Palo Peated Sherry Single Malt 46%
This is a lot more pronounced on the nose, with marzipan dancing with the smoke. A little meatiness is also evident. The sherry influence works so well with the smoke, adding another layer of interest and flavour. It isn’t the most complex whisky but is very tasty.
TIN SHED DISTILLERY
I love Tin Shed for its delicious, and shall I say, robust whisky. It excites me as they simply do not do boring, everything I have sampled from them has been full of flavour and just tasty. This has helped them quickly become a standout in the Australian whisky scene. They started distilling in 2013, and since then have been committed to producing whisky on their terms. Whisky that they want to drink themselves. The success they have achieved has seen them recently move to a larger premise to increase production to keep up with demand. My most recent tasting included the following:-
Talamara 40%
My first impression of the nose was of a mature Riesling from Germany, and I mean that in a positive way. It played with my senses a lot as I also picked up hints of curry spices and vanilla. There is a smokiness to this (I have not checked if it has been peated or not) with caramel, butterscotch and vanilla all present. I don’t get the Riesling or curry on the palate.
Batch 23 46%
The nose is full of dark morello cherries in syrup, tangerine, vanilla and hints of liquorice. On the palate, I get chocolate brownies and cherry compote with vanilla cream, followed by Terry’s chocolate orange and Medjool dates. Full-bodied and typical of the distillery, this does not disappoint.
Gold 7 56%
A big nose like a bourbon, full of vanilla, toffee and ginger cake. On the palate, it has baking spices with ginger cake being predominant with hints of caramel, liquorice, hazelnut honey and roasted chestnuts. The length is impressive with toasted brioche and butter coming through.
Vic 60th Birthday 45.5%
What a nose - full of confectionary including strawberry laces, love hearts, sherbert, and parma violet. It certainly draws you in and after a few minutes of was getting some Rye aromas coming through, then apricots. It has a very nice mouth feel full of raisins, honey, molasses, lemon verbena, ground almonds and blackcurrants.
COGNAC
COURVOISIER
Maison Courvoisier has recently joined forces with the internationally acclaimed Chinese artist Jiannan Huang to introduce The Dragon Collection, a special three-part series of bottles in honour of the Lunar New Year. This unique collection, featuring the Courvoisier Year of the Dragon Blend, L’Essence, and XO, celebrates the dragon, the only legendary creature in the Lunar Calendar, known for symbolizing good fortune to many who observe the Lunar New Year.
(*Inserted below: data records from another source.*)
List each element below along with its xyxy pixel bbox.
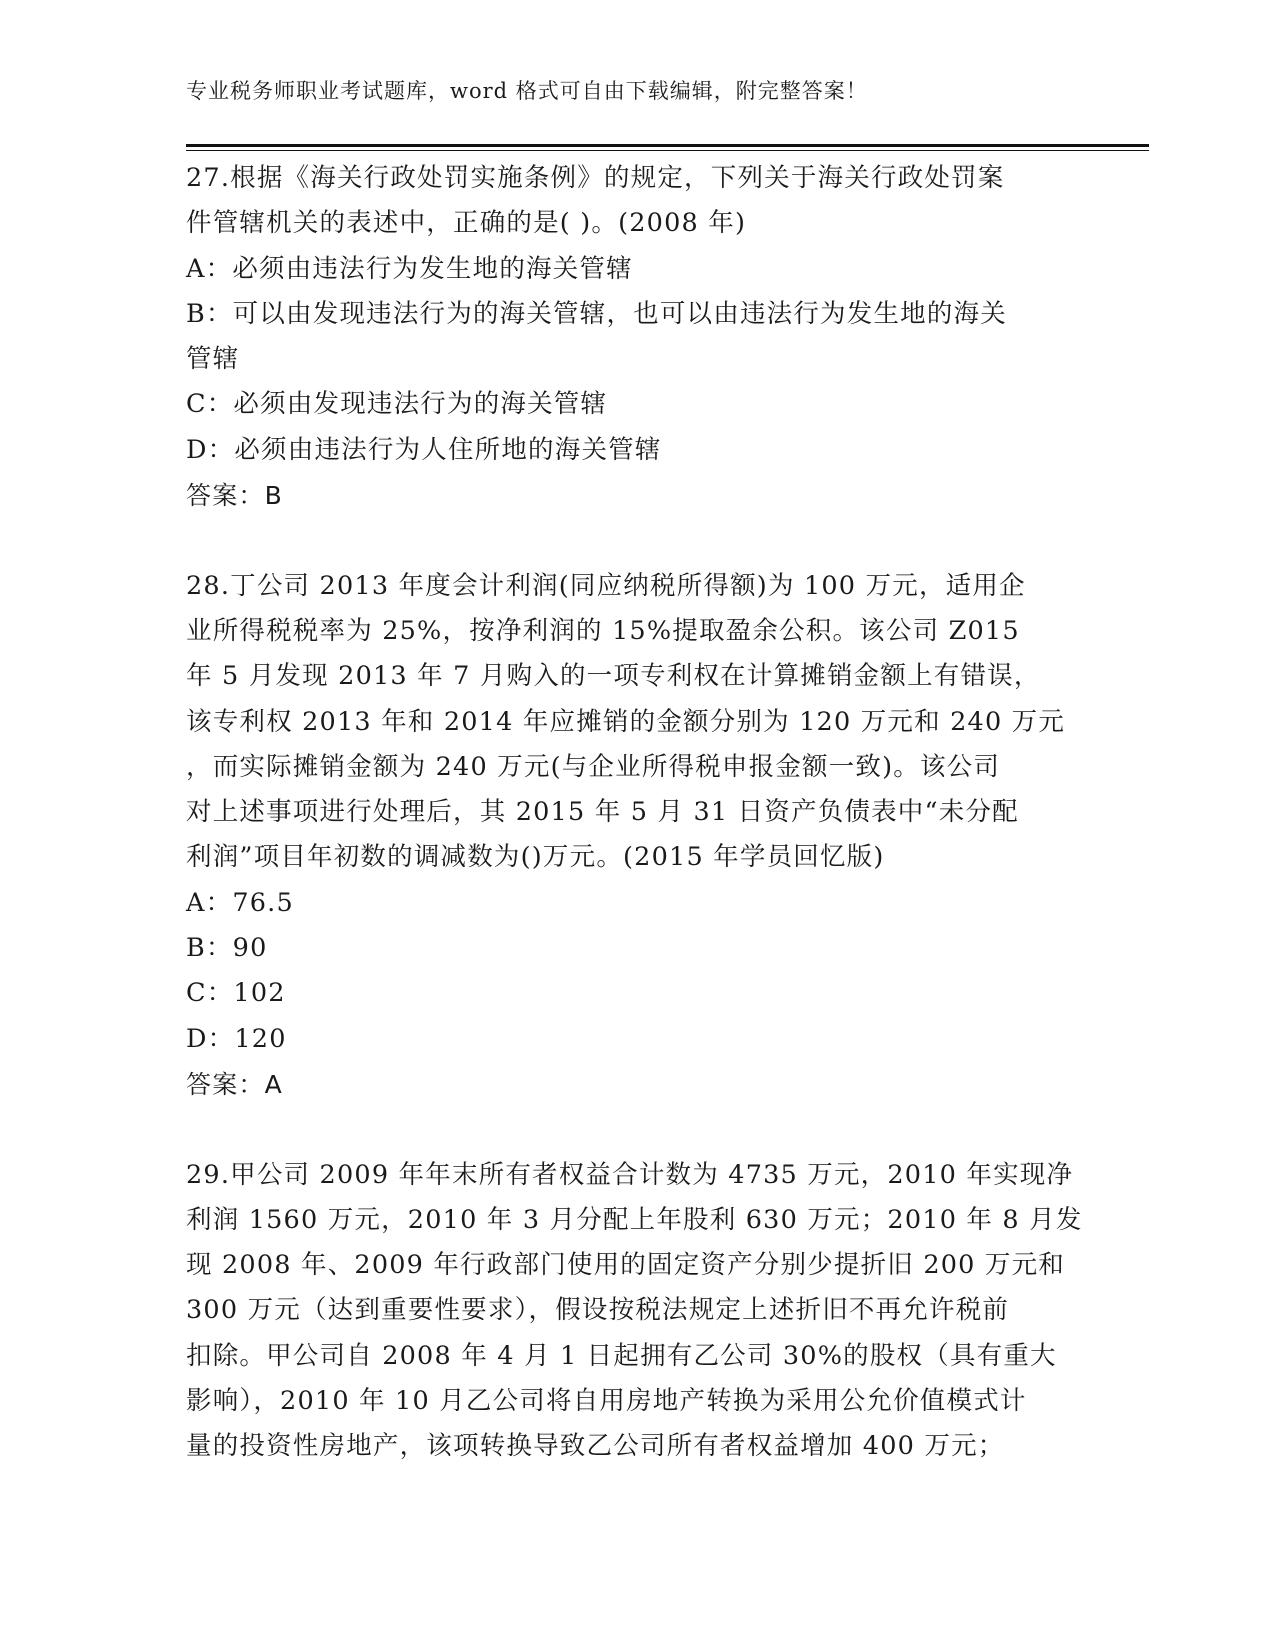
spacer	[186, 518, 1086, 563]
question-text-line: 扣除。甲公司自 2008 年 4 月 1 日起拥有乙公司 30%的股权（具有重大	[186, 1340, 1057, 1371]
question-text-line: 该专利权 2013 年和 2014 年应摊销的金额分别为 120 万元和 240 万元	[186, 706, 1066, 737]
question-list	[186, 156, 1086, 1470]
option-a: A：必须由违法行为发生地的海关管辖	[186, 253, 633, 284]
question-text-line: 300 万元（达到重要性要求），假设按税法规定上述折旧不再允许税前	[186, 1295, 1010, 1326]
question-27	[186, 156, 1086, 518]
option-b: B：90	[186, 933, 268, 964]
header-rule	[186, 144, 1149, 147]
option-c: C：102	[186, 978, 286, 1009]
question-text-line: 现 2008 年、2009 年行政部门使用的固定资产分别少提折旧 200 万元和	[186, 1250, 1065, 1281]
option-d: D：必须由违法行为人住所地的海关管辖	[186, 434, 662, 465]
question-text-line: 27.根据《海关行政处罚实施条例》的规定，下列关于海关行政处罚案	[186, 163, 1005, 193]
question-text-line: 利润”项目年初数的调减数为()万元。(2015 年学员回忆版)	[186, 842, 885, 873]
question-text-line: ，而实际摊销金额为 240 万元(与企业所得税申报金额一致)。该公司	[186, 751, 1001, 782]
question-text-line: 件管辖机关的表述中，正确的是( )。(2008 年)	[186, 208, 747, 239]
question-text-line: 28.丁公司 2013 年度会计利润(同应纳税所得额)为 100 万元，适用企	[186, 570, 1026, 601]
answer-label: 答案：A	[186, 1069, 283, 1099]
question-text-line: 29.甲公司 2009 年年末所有者权益合计数为 4735 万元，2010 年实现净	[186, 1159, 1074, 1190]
question-text-line: 影响），2010 年 10 月乙公司将自用房地产转换为采用公允价值模式计	[186, 1386, 1027, 1417]
option-c: C：必须由发现违法行为的海关管辖	[186, 389, 608, 420]
option-a: A：76.5	[186, 887, 294, 918]
question-text-line: 对上述事项进行处理后，其 2015 年 5 月 31 日资产负债表中“未分配	[186, 797, 1019, 828]
question-text-line: 业所得税税率为 25%，按净利润的 15%提取盈余公积。该公司 Z015	[186, 615, 1020, 646]
option-b-continued: 管辖	[186, 344, 240, 375]
option-b: B：可以由发现违法行为的海关管辖，也可以由违法行为发生地的海关	[186, 298, 1007, 329]
option-d: D：120	[186, 1023, 287, 1054]
answer-label: 答案：B	[186, 481, 283, 511]
spacer	[186, 1107, 1086, 1152]
header-rule-thin	[186, 150, 1149, 151]
page-header: 专业税务师职业考试题库，word 格式可自由下载编辑，附完整答案！	[186, 79, 868, 103]
question-text-line: 量的投资性房地产，该项转换导致乙公司所有者权益增加 400 万元；	[186, 1431, 1005, 1462]
question-text-line: 年 5 月发现 2013 年 7 月购入的一项专利权在计算摊销金额上有错误，	[186, 661, 1041, 692]
question-text-line: 利润 1560 万元，2010 年 3 月分配上年股利 630 万元；2010 年 8 月发	[186, 1204, 1083, 1235]
question-29	[186, 1153, 1086, 1470]
question-28	[186, 564, 1086, 1108]
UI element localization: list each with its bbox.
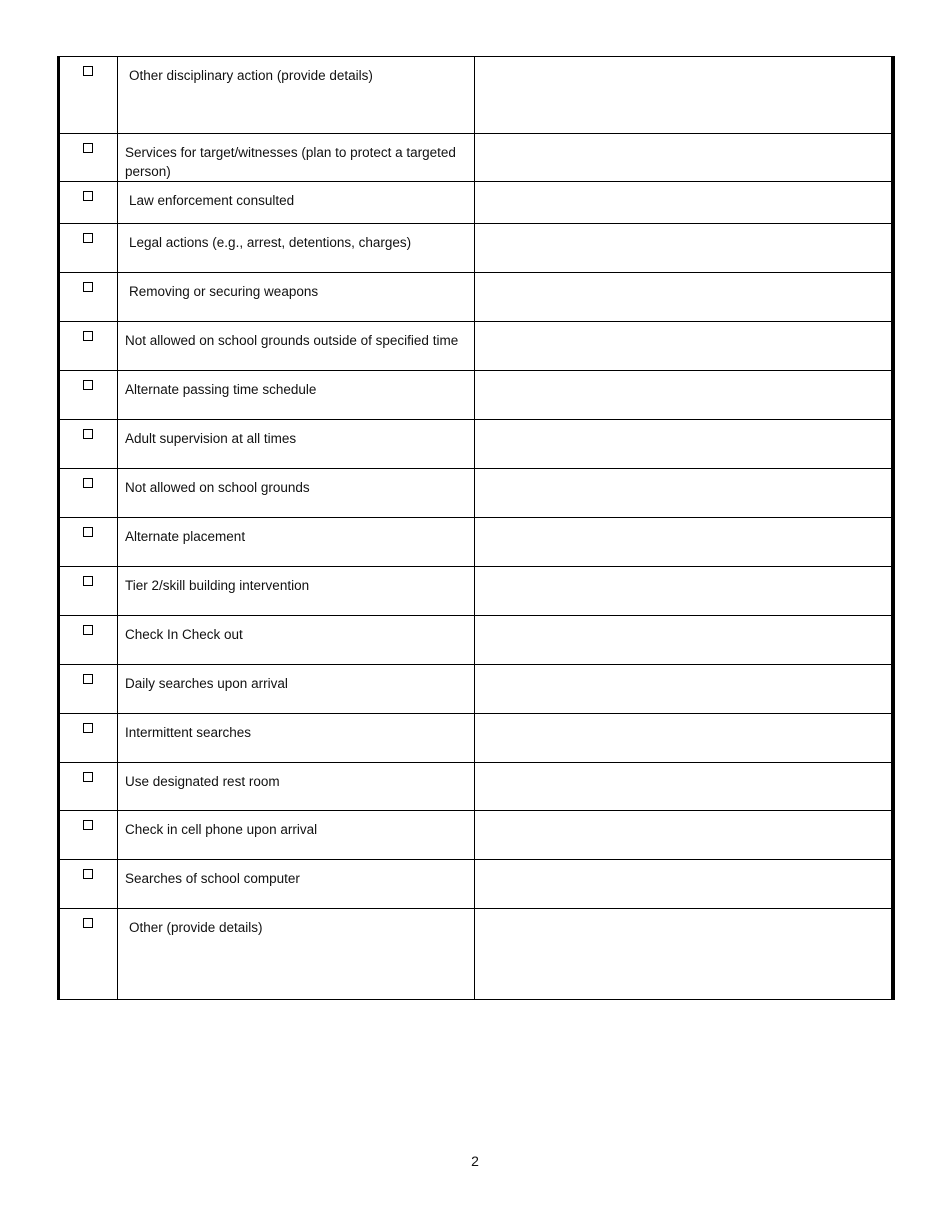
checkbox[interactable] <box>83 674 93 684</box>
checkbox[interactable] <box>83 869 93 879</box>
option-label: Not allowed on school grounds <box>118 469 475 518</box>
table-row <box>59 763 894 811</box>
details-field[interactable] <box>475 224 894 273</box>
checkbox-cell <box>59 134 118 182</box>
intervention-checklist-table <box>57 56 895 1000</box>
checklist-body <box>59 57 894 1000</box>
table-row <box>59 371 894 420</box>
details-field[interactable] <box>475 420 894 469</box>
checkbox[interactable] <box>83 820 93 830</box>
checkbox-cell <box>59 518 118 567</box>
details-field[interactable] <box>475 811 894 860</box>
table-row <box>59 469 894 518</box>
details-field[interactable] <box>475 273 894 322</box>
checkbox-cell <box>59 616 118 665</box>
checkbox-cell <box>59 763 118 811</box>
option-label: Daily searches upon arrival <box>118 665 475 714</box>
checkbox[interactable] <box>83 772 93 782</box>
option-label: Alternate placement <box>118 518 475 567</box>
option-label: Removing or securing weapons <box>118 273 475 322</box>
checkbox[interactable] <box>83 527 93 537</box>
details-field[interactable] <box>475 182 894 224</box>
checkbox[interactable] <box>83 429 93 439</box>
checkbox-cell <box>59 371 118 420</box>
checkbox[interactable] <box>83 191 93 201</box>
checkbox[interactable] <box>83 233 93 243</box>
table-row <box>59 909 894 1000</box>
checkbox[interactable] <box>83 625 93 635</box>
details-field[interactable] <box>475 909 894 1000</box>
option-label: Other (provide details) <box>118 909 475 1000</box>
checkbox[interactable] <box>83 478 93 488</box>
checkbox-cell <box>59 420 118 469</box>
table-row <box>59 714 894 763</box>
checkbox[interactable] <box>83 331 93 341</box>
option-label: Check In Check out <box>118 616 475 665</box>
table-row <box>59 567 894 616</box>
option-label: Legal actions (e.g., arrest, detentions, charges) <box>118 224 475 273</box>
option-label: Adult supervision at all times <box>118 420 475 469</box>
table-row <box>59 811 894 860</box>
checkbox[interactable] <box>83 576 93 586</box>
table-row <box>59 860 894 909</box>
details-field[interactable] <box>475 134 894 182</box>
table-row <box>59 420 894 469</box>
table-row <box>59 182 894 224</box>
option-label: Searches of school computer <box>118 860 475 909</box>
checkbox-cell <box>59 567 118 616</box>
checkbox-cell <box>59 273 118 322</box>
table-row <box>59 616 894 665</box>
table-row <box>59 518 894 567</box>
details-field[interactable] <box>475 616 894 665</box>
checkbox-cell <box>59 322 118 371</box>
table-row <box>59 57 894 134</box>
option-label: Check in cell phone upon arrival <box>118 811 475 860</box>
checkbox-cell <box>59 182 118 224</box>
option-label: Law enforcement consulted <box>118 182 475 224</box>
option-label: Tier 2/skill building intervention <box>118 567 475 616</box>
checkbox[interactable] <box>83 282 93 292</box>
checkbox-cell <box>59 57 118 134</box>
checkbox[interactable] <box>83 723 93 733</box>
table-row <box>59 224 894 273</box>
table-row <box>59 665 894 714</box>
table-row <box>59 134 894 182</box>
checkbox-cell <box>59 811 118 860</box>
table-row <box>59 322 894 371</box>
option-label: Intermittent searches <box>118 714 475 763</box>
details-field[interactable] <box>475 371 894 420</box>
details-field[interactable] <box>475 714 894 763</box>
checkbox-cell <box>59 714 118 763</box>
details-field[interactable] <box>475 57 894 134</box>
checkbox[interactable] <box>83 143 93 153</box>
table-row <box>59 273 894 322</box>
details-field[interactable] <box>475 322 894 371</box>
checkbox[interactable] <box>83 66 93 76</box>
checkbox-cell <box>59 909 118 1000</box>
option-label: Services for target/witnesses (plan to protect a targeted person) <box>118 134 475 182</box>
details-field[interactable] <box>475 860 894 909</box>
checkbox[interactable] <box>83 380 93 390</box>
details-field[interactable] <box>475 665 894 714</box>
details-field[interactable] <box>475 518 894 567</box>
checkbox-cell <box>59 224 118 273</box>
option-label: Alternate passing time schedule <box>118 371 475 420</box>
option-label: Not allowed on school grounds outside of specified time <box>118 322 475 371</box>
page-number: 2 <box>471 1153 479 1169</box>
checkbox-cell <box>59 860 118 909</box>
checkbox[interactable] <box>83 918 93 928</box>
checkbox-cell <box>59 665 118 714</box>
details-field[interactable] <box>475 567 894 616</box>
option-label: Use designated rest room <box>118 763 475 811</box>
checkbox-cell <box>59 469 118 518</box>
details-field[interactable] <box>475 763 894 811</box>
option-label: Other disciplinary action (provide details) <box>118 57 475 134</box>
details-field[interactable] <box>475 469 894 518</box>
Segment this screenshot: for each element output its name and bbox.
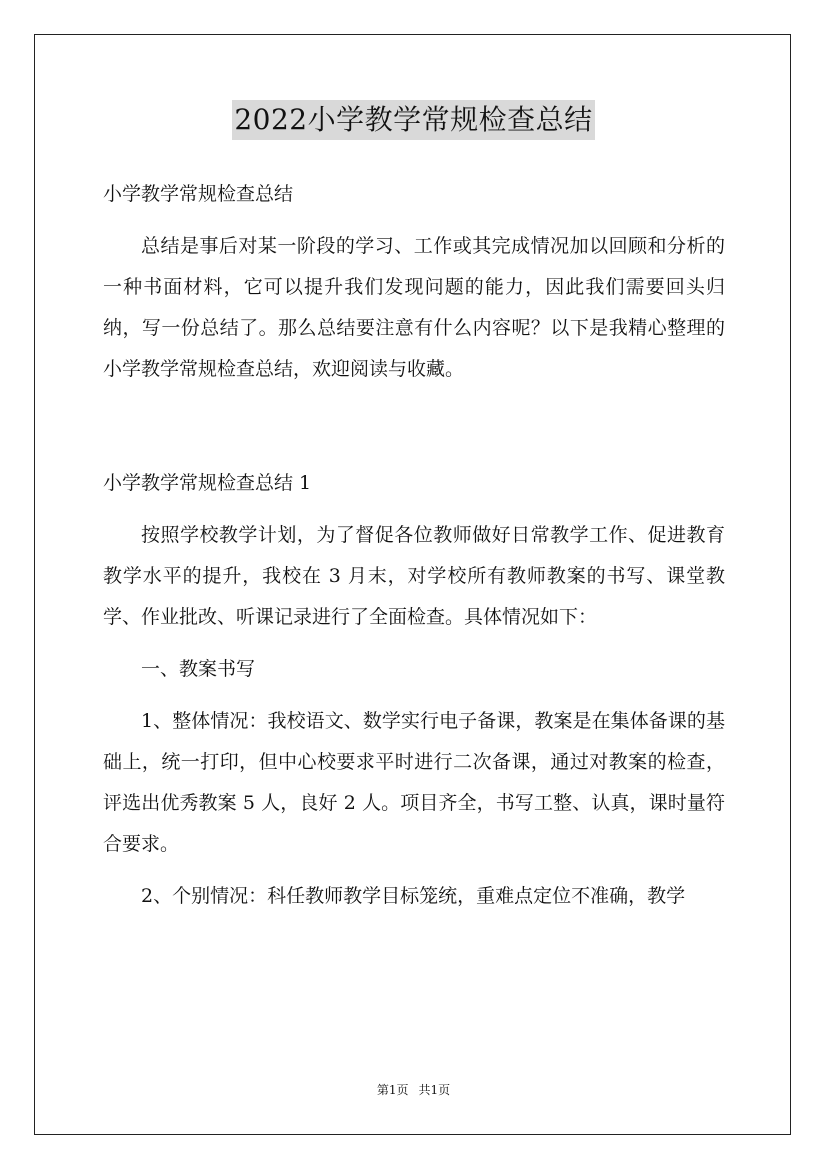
document-body (103, 174, 725, 917)
item-heading: 一、教案书写 (141, 658, 256, 680)
item-paragraph-1: 1、整体情况：我校语文、数学实行电子备课，教案是在集体备课的基础上，统一打印，但中心校要求平时进行二次备课，通过对教案的检查，评选出优秀教案 5 人，良好 2 人。项目齐全，书写工整、认真，课时量符合要求。 (103, 710, 725, 855)
intro-paragraph: 总结是事后对某一阶段的学习、工作或其完成情况加以回顾和分析的一种书面材料，它可以提升我们发现问题的能力，因此我们需要回头归纳，写一份总结了。那么总结要注意有什么内容呢？以下是我精心整理的小学教学常规检查总结，欢迎阅读与收藏。 (103, 235, 725, 380)
section-heading: 小学教学常规检查总结 1 (103, 472, 312, 494)
section-paragraph: 按照学校教学计划，为了督促各位教师做好日常教学工作、促进教育教学水平的提升，我校在 3 月末，对学校所有教师教案的书写、课堂教学、作业批改、听课记录进行了全面检查。具体情况如下： (103, 524, 725, 628)
document-title: 2022小学教学常规检查总结 (232, 100, 594, 140)
document-subtitle: 小学教学常规检查总结 (103, 183, 294, 205)
item-paragraph-2: 2、个别情况：科任教师教学目标笼统，重难点定位不准确，教学 (141, 885, 686, 907)
title-container (0, 100, 827, 140)
page-footer (0, 1082, 827, 1098)
page-total: 共1页 (418, 1083, 451, 1097)
page-number: 第1页 (376, 1083, 409, 1097)
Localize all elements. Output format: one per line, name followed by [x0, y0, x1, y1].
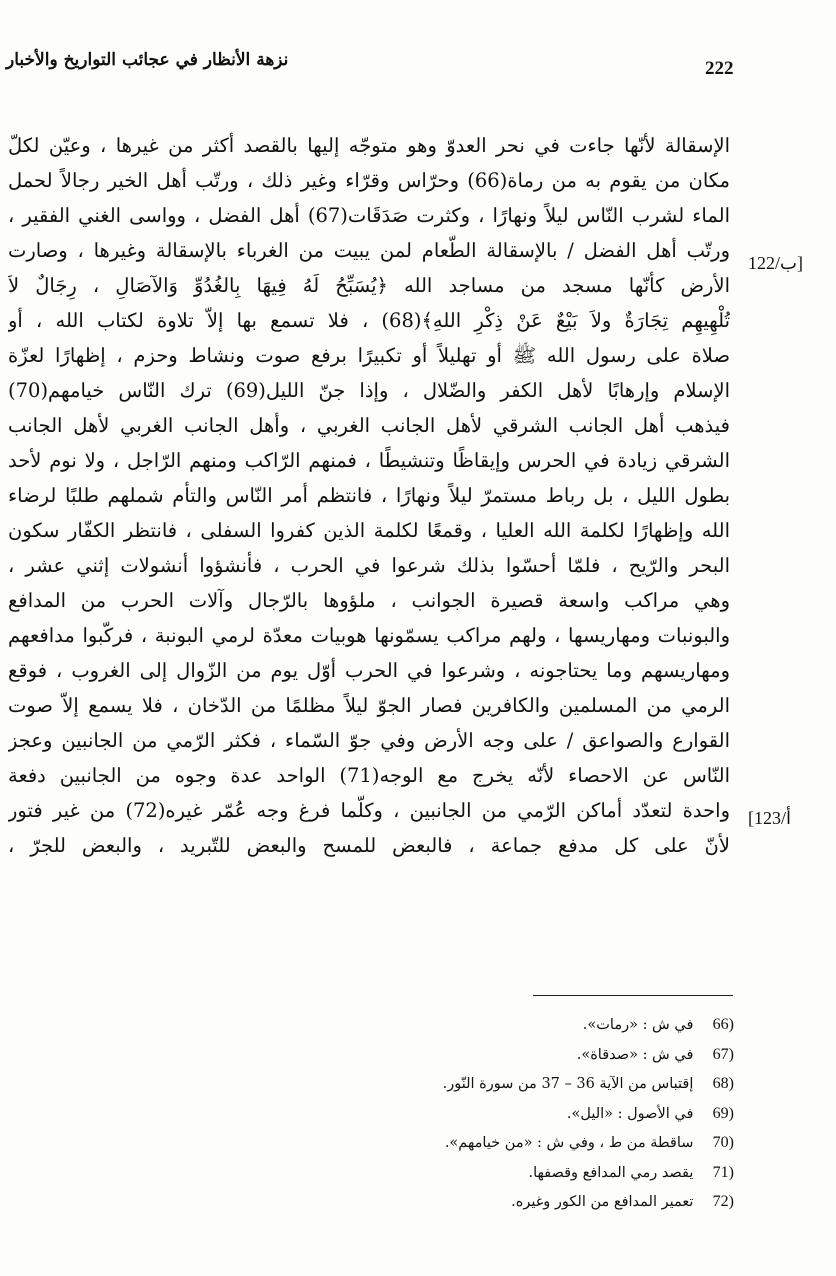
text-line: الماء لشرب النّاس ليلاً ونهارًا ، وكثرت صَدَقَات(67) أهل الفضل ، وواسى الغني الفقير ، — [8, 204, 730, 227]
main-text — [8, 128, 730, 863]
footnote-text: يقصد رمي المدافع وقصفها. — [528, 1164, 694, 1181]
footnote — [300, 1099, 734, 1129]
text-line: الإسلام وإرهابًا لأهل الكفر والضّلال ، وإذا جنّ الليل(69) ترك النّاس خيامهم(70) — [8, 379, 730, 402]
text-line: والبونبات ومهاريسها ، ولهم مراكب يسمّونها هوبيات معدّة لرمي البونبة ، فركّبوا مدافعهم — [8, 624, 730, 647]
text-line: ورتّب أهل الفضل / بالإسقالة الطّعام لمن يبيت من الغرباء بالإسقالة وغيرها ، وصارت — [8, 239, 730, 262]
footnote-text: في ش : «صدقاة». — [576, 1046, 694, 1063]
footnote-text: في الأصول : «اليل». — [566, 1105, 694, 1122]
text-line: واحدة لتعدّد أماكن الرّمي من الجانبين ، وكلّما فرغ وجه عُمّر غيره(72) من غير فتور — [8, 799, 730, 822]
footnote-text: تعمير المدافع من الكور وغيره. — [511, 1194, 694, 1210]
text-line: النّاس عن الاحصاء لأنّه يخرج مع الوجه(71) الواحد عدة وجوه من الجانبين دفعة — [8, 764, 730, 787]
footnote — [300, 1010, 734, 1040]
text-line: لأنّ على كل مدفع جماعة ، فالبعض للمسح والبعض للتّبريد ، والبعض للجرّ ، — [8, 834, 730, 857]
footnotes — [300, 1010, 734, 1217]
text-line: بطول الليل ، بل رباط مستمرّ ليلاً ونهارًا ، فانتظم أمر النّاس والتأم شملهم طلبًا لرضاء — [8, 484, 730, 507]
text-line: الرمي من المسلمين والكافرين فصار الجوّ ليلاً مظلمًا من الدّخان ، فلا يسمع إلاّ صوت — [8, 694, 730, 717]
text-line: الشرقي زيادة في الحرس وإيقاظًا وتنشيطًا ، فمنهم الرّاكب ومنهم الرّاجل ، ولا نوم لأحد — [8, 449, 730, 472]
footnote-number: 67) — [712, 1045, 734, 1063]
margin-ref-123a: [123/أ — [748, 808, 792, 828]
text-line: الإسقالة لأنّها جاءت في نحر العدوّ وهو متوجّه إليها بالقصد أكثر من غيرها ، وعيّن لكلّ — [8, 134, 730, 157]
footnote-rule — [533, 995, 733, 996]
text-line: الأرض كأنّها مسجد من مساجد الله ﴿يُسَبِّحُ لَهُ فِيهَا بِالغُدُوِّ وَالآصَالِ ، رِجَالٌ لاَ — [8, 274, 730, 297]
footnote-number: 70) — [712, 1134, 734, 1151]
footnote — [300, 1187, 734, 1217]
footnote-text: ساقطة من ط ، وفي ش : «من خيامهم». — [444, 1135, 694, 1151]
footnote-number: 72) — [712, 1193, 734, 1210]
text-line: مكان من يقوم به من رماة(66) وحرّاس وقرّاء وغير ذلك ، ورتّب أهل الخير رجالاً لحمل — [8, 169, 730, 192]
footnote-text: في ش : «رمات». — [582, 1017, 694, 1033]
footnote-text: إقتباس من الآية 36 – 37 من سورة النّور. — [442, 1076, 694, 1092]
footnote-number: 71) — [712, 1163, 734, 1181]
footnote — [300, 1069, 734, 1099]
footnote-number: 66) — [712, 1016, 734, 1033]
text-line: وهي مراكب واسعة قصيرة الجوانب ، ملؤوها بالرّجال وآلات الحرب من المدافع — [8, 589, 730, 612]
footnote — [300, 1158, 734, 1188]
running-title: نزهة الأنظار في عجائب التواريخ والأخبار — [6, 50, 289, 70]
footnote-number: 68) — [712, 1075, 734, 1092]
text-line: البحر والرّيح ، فلمّا أحسّوا بذلك شرعوا في الحرب ، فأنشؤوا أنشولات إثني عشر ، — [8, 554, 730, 577]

Under Huang's leadership, his team has applied their mastery in enamel and traditional Chinese craftsmanship to produce each distinctive bottle, highlighting Courvoisier's deep-rooted heritage and artisanship.
L’Essence is priced at £3,000, and it will be sold at Harrods, Harvey Nichols, Selfridges, and The Whisky Exchange; the XO, with a recommended retail price of £135, will be available at Harrods, The Whisky Exchange, Selfridges, and Harvey Nichols.